CAVENDISH, Vermont — Residents of a small town that was the home of exiled Soviet dissident author Alexander Solzhenitsyn for nearly two decades decided to create an exhibit honoring him.
About 70 voters at Monday night's Town Meeting in Cavendish overwhelmingly decided that the town should take over a historic stone church to house the exhibit for the Nobel literature laureate.
Preservationists will examine the church, particularly its roof, in the spring, once all the snow has melted, and the exhibit should be ready by next year, Cavendish Historical Society coordinator Margo Caulfield said.
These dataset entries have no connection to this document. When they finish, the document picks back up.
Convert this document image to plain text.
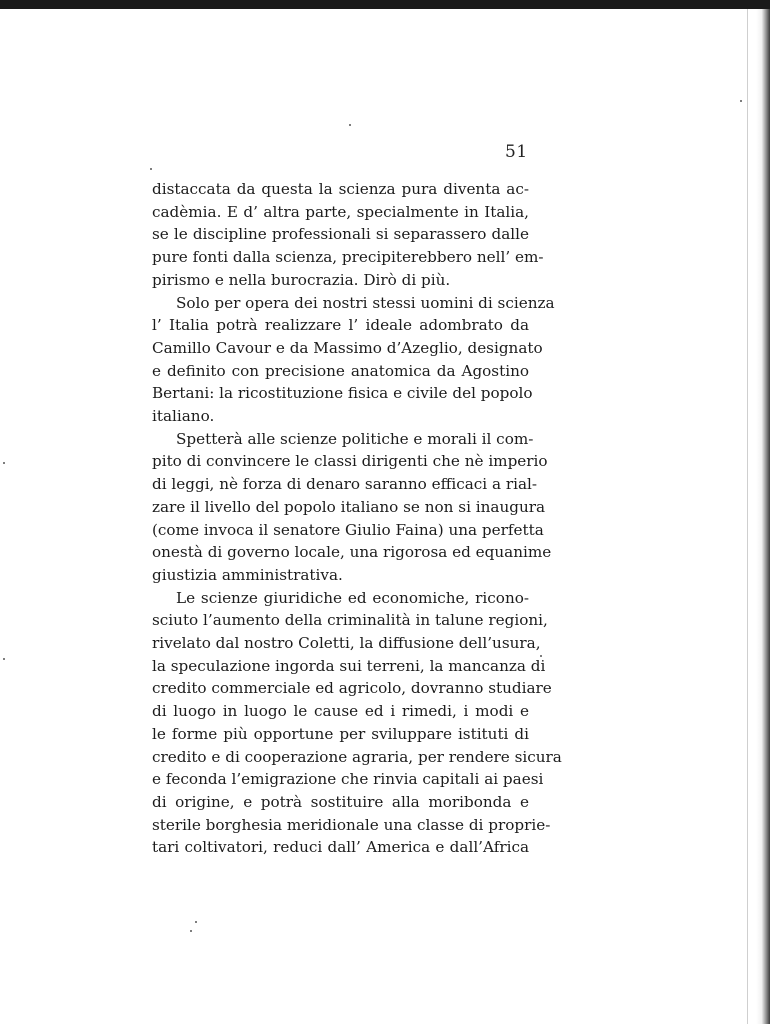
51
distaccata da questa la scienza pura diventa ac-
cadèmia. E d’ altra parte, specialmente in Italia,
se le discipline professionali si separassero dalle
pure fonti dalla scienza, precipiterebbero nell’ em-
pirismo e nella burocrazia. Dirò di più.
Solo per opera dei nostri stessi uomini di scienza
l’ Italia potrà realizzare l’ ideale adombrato da
Camillo Cavour e da Massimo d’Azeglio, designato
e definito con precisione anatomica da Agostino
Bertani: la ricostituzione fisica e civile del popolo
italiano.
Spetterà alle scienze politiche e morali il com-
pito di convincere le classi dirigenti che nè imperio
di leggi, nè forza di denaro saranno efficaci a rial-
zare il livello del popolo italiano se non si inaugura
(come invoca il senatore Giulio Faina) una perfetta
onestà di governo locale, una rigorosa ed equanime
giustizia amministrativa.
Le scienze giuridiche ed economiche, ricono-
sciuto l’aumento della criminalità in talune regioni,
rivelato dal nostro Coletti, la diffusione dell’usura,
la speculazione ingorda sui terreni, la mancanza di
credito commerciale ed agricolo, dovranno studiare
di luogo in luogo le cause ed i rimedi, i modi e
le forme più opportune per sviluppare istituti di
credito e di cooperazione agraria, per rendere sicura
e feconda l’emigrazione che rinvia capitali ai paesi
di origine, e potrà sostituire alla moribonda e
sterile borghesia meridionale una classe di proprie-
tari coltivatori, reduci dall’ America e dall’Africa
The church will likely need minor repairs and cosmetic work, but events should be able to be held there almost immediately, she said.
Solzhenitsyn lived in Cavendish from 1977 to 1994 and died in Russia in 2008. His house in Cavendish is still lived in by his son, pianist and conductor Ignat Solzhenitsyn, and his family.
The Town Meeting, residents' annual decision-making gathering, was the venue where Solzhenitsyn addressed his new neighbors when he arrived in Cavendish.
Solzhenitsyn, who had spent eight years in prison and labor camps for criticizing Soviet dictator Josef Stalin, said he chose Cavendish for its resemblance to his homeland and its small-town personality.
"I like very much the simple way of life and the population here, the simplicity and the human relationship," he said then. "I like the countryside, and I like the climate with the long winter and the snow, which reminds me of Russia."
Solzhenitsyn wrote his best-known works, "One Day in the Life of Ivan Denisovich" and "The Gulag Archipelago," based on his years imprisoned, and he was awarded the Nobel Prize for Literature in 1970.
The exhibit is planned to include videos of Solzhenitsyn talking about his years in Cavendish. The impetus for the project came last summer when the town had little to offer a group of Russian tourists, who expected a monument in their countryman's honor, Caulfield said.
The church that will be used for the exhibit was built in 1844 under the leadership of renowned abolitionist the Rev. Warren Skinner and was decommissioned in the 1960s. Church leaders offered to donate it to the town of 1,300 residents last year.